Cite as: https://hdl.handle.net/21.11116/0000-0005-BA00-9

Abstract

This comment presents acoustic and visual data showing deep seafloor
depression chains similar to those reported in Marsh et al. (R. Soc.
open sci. 5: 180286), though from a different deep-sea setting. Marsh et
al. present data collected during cruise JC120 from polymetallic nodule
rich sites within the Clarion-Clipperton Fracture Zone (CCFZ), at water
depths of between 3999 and 4258 m. Within this comment, we present data
collected with equivalent acoustic and imaging devices on-board the RV
Sonne (SO261-March/April 2018) from the Atacama Trench, approximately
4000 m depth, which shows comparable depression chains in the seafloor.

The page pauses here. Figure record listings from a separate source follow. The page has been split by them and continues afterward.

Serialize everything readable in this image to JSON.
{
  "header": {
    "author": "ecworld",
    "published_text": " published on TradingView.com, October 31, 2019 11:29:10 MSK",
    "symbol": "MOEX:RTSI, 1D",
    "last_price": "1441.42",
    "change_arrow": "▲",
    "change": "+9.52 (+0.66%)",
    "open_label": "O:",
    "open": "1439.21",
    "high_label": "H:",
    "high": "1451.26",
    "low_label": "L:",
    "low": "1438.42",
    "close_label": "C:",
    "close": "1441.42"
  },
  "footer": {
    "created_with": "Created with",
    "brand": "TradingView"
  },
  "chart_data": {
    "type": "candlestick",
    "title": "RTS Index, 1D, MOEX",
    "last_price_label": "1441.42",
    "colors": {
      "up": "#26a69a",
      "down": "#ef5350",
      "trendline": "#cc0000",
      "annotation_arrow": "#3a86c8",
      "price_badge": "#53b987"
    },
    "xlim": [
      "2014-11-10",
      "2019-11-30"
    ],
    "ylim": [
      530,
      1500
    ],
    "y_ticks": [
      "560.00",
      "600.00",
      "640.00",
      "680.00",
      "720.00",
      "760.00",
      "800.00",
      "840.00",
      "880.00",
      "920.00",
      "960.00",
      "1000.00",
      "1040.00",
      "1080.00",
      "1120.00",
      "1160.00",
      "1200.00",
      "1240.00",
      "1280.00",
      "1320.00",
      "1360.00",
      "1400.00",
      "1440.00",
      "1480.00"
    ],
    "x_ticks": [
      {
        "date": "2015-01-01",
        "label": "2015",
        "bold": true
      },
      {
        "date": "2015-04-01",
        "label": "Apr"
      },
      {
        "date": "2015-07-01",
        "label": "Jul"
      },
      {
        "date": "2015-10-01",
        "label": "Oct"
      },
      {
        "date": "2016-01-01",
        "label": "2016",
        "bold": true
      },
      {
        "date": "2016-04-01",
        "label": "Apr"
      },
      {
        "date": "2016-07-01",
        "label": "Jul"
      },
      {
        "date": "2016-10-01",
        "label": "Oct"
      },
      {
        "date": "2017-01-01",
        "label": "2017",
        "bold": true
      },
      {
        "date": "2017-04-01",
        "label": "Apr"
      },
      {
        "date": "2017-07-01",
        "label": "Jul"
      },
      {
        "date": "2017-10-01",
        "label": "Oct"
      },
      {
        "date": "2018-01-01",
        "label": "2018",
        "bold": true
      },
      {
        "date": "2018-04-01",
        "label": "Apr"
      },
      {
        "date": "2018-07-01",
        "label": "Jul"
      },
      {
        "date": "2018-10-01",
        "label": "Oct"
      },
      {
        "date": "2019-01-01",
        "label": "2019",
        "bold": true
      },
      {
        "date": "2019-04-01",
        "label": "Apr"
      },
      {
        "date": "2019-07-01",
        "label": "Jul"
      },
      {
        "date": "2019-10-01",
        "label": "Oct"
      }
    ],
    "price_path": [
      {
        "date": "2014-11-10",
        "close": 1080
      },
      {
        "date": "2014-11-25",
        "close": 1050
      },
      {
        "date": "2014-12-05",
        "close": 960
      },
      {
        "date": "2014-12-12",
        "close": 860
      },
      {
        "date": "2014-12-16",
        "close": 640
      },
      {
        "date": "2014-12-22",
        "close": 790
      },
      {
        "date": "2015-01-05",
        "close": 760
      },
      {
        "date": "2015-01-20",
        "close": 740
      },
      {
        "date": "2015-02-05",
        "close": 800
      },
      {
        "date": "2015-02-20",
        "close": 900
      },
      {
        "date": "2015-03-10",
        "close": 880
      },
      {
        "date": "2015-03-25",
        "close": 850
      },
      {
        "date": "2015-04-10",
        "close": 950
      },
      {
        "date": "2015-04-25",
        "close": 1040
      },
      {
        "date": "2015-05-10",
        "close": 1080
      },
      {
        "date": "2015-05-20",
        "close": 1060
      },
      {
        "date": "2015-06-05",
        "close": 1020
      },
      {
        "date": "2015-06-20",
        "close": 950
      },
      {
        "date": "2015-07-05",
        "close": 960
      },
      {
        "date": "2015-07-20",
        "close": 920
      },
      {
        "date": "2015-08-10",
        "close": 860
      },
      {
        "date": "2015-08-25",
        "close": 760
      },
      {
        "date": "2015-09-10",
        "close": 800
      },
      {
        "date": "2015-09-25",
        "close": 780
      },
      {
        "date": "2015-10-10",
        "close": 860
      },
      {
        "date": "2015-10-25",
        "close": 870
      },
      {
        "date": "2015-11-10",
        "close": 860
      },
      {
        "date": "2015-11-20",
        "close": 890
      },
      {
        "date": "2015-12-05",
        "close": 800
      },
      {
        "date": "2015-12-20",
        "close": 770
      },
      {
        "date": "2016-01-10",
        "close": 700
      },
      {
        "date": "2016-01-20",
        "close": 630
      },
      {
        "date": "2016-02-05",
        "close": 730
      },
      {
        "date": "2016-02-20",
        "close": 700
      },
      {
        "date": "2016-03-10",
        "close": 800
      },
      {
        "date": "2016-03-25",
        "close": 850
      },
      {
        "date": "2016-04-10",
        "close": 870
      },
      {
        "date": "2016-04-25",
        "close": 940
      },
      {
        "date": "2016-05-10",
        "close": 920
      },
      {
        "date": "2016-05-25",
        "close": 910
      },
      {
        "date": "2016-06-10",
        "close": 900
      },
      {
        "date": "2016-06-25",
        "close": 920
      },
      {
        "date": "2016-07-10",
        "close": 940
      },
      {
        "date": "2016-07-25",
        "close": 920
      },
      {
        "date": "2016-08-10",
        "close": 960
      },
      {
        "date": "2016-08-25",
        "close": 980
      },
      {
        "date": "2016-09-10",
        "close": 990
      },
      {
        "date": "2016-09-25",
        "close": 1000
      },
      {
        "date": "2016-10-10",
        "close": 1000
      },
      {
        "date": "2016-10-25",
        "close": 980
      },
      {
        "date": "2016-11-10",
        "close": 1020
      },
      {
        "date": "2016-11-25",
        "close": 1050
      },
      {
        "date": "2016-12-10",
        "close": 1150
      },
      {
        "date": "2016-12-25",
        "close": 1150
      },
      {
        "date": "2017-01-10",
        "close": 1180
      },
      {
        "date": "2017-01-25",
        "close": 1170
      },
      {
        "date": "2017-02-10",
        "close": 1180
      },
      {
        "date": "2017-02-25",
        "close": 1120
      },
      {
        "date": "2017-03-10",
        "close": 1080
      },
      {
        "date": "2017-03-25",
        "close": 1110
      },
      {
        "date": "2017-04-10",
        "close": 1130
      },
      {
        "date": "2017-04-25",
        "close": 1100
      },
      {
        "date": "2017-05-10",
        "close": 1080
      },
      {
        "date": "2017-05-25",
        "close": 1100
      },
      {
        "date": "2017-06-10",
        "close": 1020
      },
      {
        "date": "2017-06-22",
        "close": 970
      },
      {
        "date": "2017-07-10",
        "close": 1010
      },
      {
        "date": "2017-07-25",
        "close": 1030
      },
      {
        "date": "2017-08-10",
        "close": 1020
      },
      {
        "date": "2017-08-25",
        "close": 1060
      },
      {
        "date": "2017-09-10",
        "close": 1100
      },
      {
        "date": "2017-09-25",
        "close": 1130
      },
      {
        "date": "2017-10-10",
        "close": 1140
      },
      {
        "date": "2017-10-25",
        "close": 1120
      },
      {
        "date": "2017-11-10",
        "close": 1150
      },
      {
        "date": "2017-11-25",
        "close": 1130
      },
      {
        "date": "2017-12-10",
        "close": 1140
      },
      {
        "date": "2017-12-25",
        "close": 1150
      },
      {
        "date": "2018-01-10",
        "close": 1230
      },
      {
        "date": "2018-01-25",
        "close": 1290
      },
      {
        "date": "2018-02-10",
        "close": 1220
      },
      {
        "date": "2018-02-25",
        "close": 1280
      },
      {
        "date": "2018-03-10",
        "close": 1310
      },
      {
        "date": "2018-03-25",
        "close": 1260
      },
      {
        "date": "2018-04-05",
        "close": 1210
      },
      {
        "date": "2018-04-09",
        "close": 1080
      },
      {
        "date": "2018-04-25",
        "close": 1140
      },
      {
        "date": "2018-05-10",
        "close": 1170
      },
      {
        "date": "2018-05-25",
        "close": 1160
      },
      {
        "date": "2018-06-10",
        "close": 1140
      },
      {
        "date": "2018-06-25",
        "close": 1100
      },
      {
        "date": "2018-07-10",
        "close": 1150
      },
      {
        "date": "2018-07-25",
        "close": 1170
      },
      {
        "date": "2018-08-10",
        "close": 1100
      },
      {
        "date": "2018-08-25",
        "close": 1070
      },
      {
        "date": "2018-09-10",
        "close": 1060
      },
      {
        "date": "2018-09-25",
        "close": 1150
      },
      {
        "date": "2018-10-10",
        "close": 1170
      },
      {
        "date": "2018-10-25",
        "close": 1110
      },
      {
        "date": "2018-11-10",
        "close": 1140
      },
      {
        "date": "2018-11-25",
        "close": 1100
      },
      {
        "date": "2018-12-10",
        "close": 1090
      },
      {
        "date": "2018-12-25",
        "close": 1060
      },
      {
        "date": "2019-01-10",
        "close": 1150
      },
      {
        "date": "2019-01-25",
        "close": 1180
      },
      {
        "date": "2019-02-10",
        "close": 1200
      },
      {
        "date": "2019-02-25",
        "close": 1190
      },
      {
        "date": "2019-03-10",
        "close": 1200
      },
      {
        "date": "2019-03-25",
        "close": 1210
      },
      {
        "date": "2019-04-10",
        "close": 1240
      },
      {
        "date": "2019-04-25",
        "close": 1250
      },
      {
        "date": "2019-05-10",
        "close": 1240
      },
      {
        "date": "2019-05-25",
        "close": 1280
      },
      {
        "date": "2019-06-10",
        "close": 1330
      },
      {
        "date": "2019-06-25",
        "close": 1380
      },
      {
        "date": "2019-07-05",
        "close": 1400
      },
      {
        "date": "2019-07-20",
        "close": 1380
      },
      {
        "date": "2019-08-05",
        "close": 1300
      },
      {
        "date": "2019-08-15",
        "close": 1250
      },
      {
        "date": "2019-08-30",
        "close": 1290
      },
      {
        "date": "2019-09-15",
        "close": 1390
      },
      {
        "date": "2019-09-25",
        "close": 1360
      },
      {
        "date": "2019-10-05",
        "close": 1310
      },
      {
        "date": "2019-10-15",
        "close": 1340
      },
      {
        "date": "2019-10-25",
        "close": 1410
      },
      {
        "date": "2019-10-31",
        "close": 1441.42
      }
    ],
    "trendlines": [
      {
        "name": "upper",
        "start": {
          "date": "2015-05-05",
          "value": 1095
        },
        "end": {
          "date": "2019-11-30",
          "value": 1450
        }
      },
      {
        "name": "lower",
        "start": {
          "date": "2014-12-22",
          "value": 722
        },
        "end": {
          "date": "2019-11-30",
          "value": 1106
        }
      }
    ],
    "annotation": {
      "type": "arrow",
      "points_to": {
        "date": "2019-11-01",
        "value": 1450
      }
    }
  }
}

In contrast with the CCFZ observations, our study area was wholly free
of polymetallic nodules, an observation therefore weakening the 'ballast
collection' by deep-sea diving mammals formation hypothesis discussed in
their paper. We support their alternate hypothesis that if these
features are indeed generated by deep-diving megafauna, then they are
more likely the resultant traces of infauna feeding or marks made during
opportunistic capture of benthic fish/cephalopods. We observed these
potential prey fauna with lander and towed camera systems during the
cruise, with example images of these presented here. Both the SO261 and
JC120 cruises employed high-resolution sidescan systems at deployment
altitudes seldom used routinely until the last few years during
scientific deep-sea surveys. Given that both cruises found these
depression chains in contrasting physical regions of the East Pacific,
they may have a more ubiquitous distribution than at just these sites.
Thus, the impacts of cetacean foraging behaviour on deep seafloor
communities, and the potential relevance of these prey sources to
deep-diving species, should be considered.